Northern Illinois University will be the location this June of a seminar on campus crime, just months after a former student opened fire in a classroom on Valentine's Day, killing five students and then himself.But an official from the group presenting the seminar said the location is a coincidence and was chosen before the shootings.
After Feb. 14, "the registration did slow down," said Catherine Bath, vice president of Security on Campus. "I would hope that [people] would be more likely to come."
About 40 people have signed up, she said, and 100 to 200 could attend. The seminar is designed for college staff, legal counsel, other professionals and victims' advocates.
Security on Campus, based in Pennsylvania, is a nonprofit organization founded by the parents of Jeanne Clery, a Lehigh University student who was raped and murdered in her dormitory in 1986.
Under a federal law passed in 1990 that was later renamed after Clery, colleges and universities are required to publish selected crime data annually and alert the campus community about ongoing threats and how to seek help if a crime occurs.
The NIU seminar will discuss legislation proposed in Congress in response to the shootings at Virginia Tech last year in which a student killed 32 people and himself, Bath said.
"Schools are going to be required to have a security plan in place," and give a warning within 30 minutes in the event of an emergency, she said.
However, the seminar, one of five nationwide this year, will cover all crime that needs to be brought to students' attention.
Data reported under the Clery Act show that NIU's 25,313 students are much more likely to be the victim of a rape or burglary on campus than they are to be murdered. Sexual assault, burglary, aggravated assault, robbery and theft were the most common crimes reported from 2004 to 2006, according to figures the school supplied to the federal Department of Education.
"On campus, the worst crime would probably be theft," said Lee Blank, 23, an NIU student and reporter for the Northern Star. He added that sexual assaults will likely be underreported, "no matter what."
NIU reported 10 forcible sexual offenses on campus in 2004, eight in 2005 and six in 2006. Most occurred in residence halls. There were 60 burglaries in 2004, 66 in 2005 and 44 in 2006. Aggravated assaults jumped from zero in 2004 and 2005 to eight in 2006. Robberies doubled from two in 2004 to four in 2005 but stayed steady in 2006.
During this time period, NIU reported no instances of murder or negligent manslaughter. Nationwide, an FBI survey of about 550 colleges in 2005 found five reported cases of murder or manslaughter.
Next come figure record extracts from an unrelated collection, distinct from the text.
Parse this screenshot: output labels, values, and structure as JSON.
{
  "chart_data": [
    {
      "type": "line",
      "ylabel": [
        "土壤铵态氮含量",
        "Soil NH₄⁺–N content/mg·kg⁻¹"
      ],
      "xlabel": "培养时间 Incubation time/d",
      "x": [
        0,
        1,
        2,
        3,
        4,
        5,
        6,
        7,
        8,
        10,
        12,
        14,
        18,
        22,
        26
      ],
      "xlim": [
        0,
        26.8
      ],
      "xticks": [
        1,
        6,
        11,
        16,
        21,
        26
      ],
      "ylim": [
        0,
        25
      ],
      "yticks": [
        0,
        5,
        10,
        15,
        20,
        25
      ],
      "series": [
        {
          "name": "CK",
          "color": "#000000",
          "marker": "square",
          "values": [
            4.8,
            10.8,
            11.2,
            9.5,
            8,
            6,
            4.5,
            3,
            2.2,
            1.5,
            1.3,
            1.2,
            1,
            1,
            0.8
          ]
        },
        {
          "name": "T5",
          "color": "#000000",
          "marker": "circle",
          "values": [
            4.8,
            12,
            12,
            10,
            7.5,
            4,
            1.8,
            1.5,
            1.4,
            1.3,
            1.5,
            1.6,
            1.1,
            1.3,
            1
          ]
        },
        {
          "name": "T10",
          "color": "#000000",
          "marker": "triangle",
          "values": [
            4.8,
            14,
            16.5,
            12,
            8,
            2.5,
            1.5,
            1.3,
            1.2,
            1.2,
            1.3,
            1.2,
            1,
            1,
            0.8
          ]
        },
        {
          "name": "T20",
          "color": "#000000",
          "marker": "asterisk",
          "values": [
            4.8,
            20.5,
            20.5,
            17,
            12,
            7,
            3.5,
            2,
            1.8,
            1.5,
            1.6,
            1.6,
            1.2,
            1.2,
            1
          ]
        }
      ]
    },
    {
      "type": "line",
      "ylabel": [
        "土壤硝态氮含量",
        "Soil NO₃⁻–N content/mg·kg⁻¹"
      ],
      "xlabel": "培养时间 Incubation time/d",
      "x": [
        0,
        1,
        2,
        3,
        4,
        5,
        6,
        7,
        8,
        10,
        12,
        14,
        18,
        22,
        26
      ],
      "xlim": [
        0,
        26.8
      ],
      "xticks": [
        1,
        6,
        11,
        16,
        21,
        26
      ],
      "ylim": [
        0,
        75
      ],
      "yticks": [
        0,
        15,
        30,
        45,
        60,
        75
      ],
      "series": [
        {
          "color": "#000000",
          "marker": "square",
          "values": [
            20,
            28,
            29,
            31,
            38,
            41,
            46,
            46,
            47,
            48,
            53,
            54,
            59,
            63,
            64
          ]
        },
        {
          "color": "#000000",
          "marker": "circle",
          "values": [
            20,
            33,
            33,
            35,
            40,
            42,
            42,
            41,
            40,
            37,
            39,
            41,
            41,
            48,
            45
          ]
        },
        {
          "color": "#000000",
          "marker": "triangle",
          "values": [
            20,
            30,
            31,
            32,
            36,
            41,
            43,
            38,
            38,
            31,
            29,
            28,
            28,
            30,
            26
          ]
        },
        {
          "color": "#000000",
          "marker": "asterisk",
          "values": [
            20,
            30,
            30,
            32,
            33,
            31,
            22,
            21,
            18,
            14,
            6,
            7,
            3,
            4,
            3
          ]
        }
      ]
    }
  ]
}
Also, no incidents at NIU were classified as hate crimes.
Statistics showed only one arrest at NIU for on-campus illegal weapons possession in 2006. But there were three disciplinary actions for this category in 2004 and 2006, with none in 2005. (NIU does not allow students to have weapons in campus residences and requires they be kept in the University Security Office with permission.)
However, off-campus crimes, particularly muggings, are a problem, Blank said. Those incidents are handled by DeKalb police.
NIU's police chief and security officer were unavailable for comment Tuesday.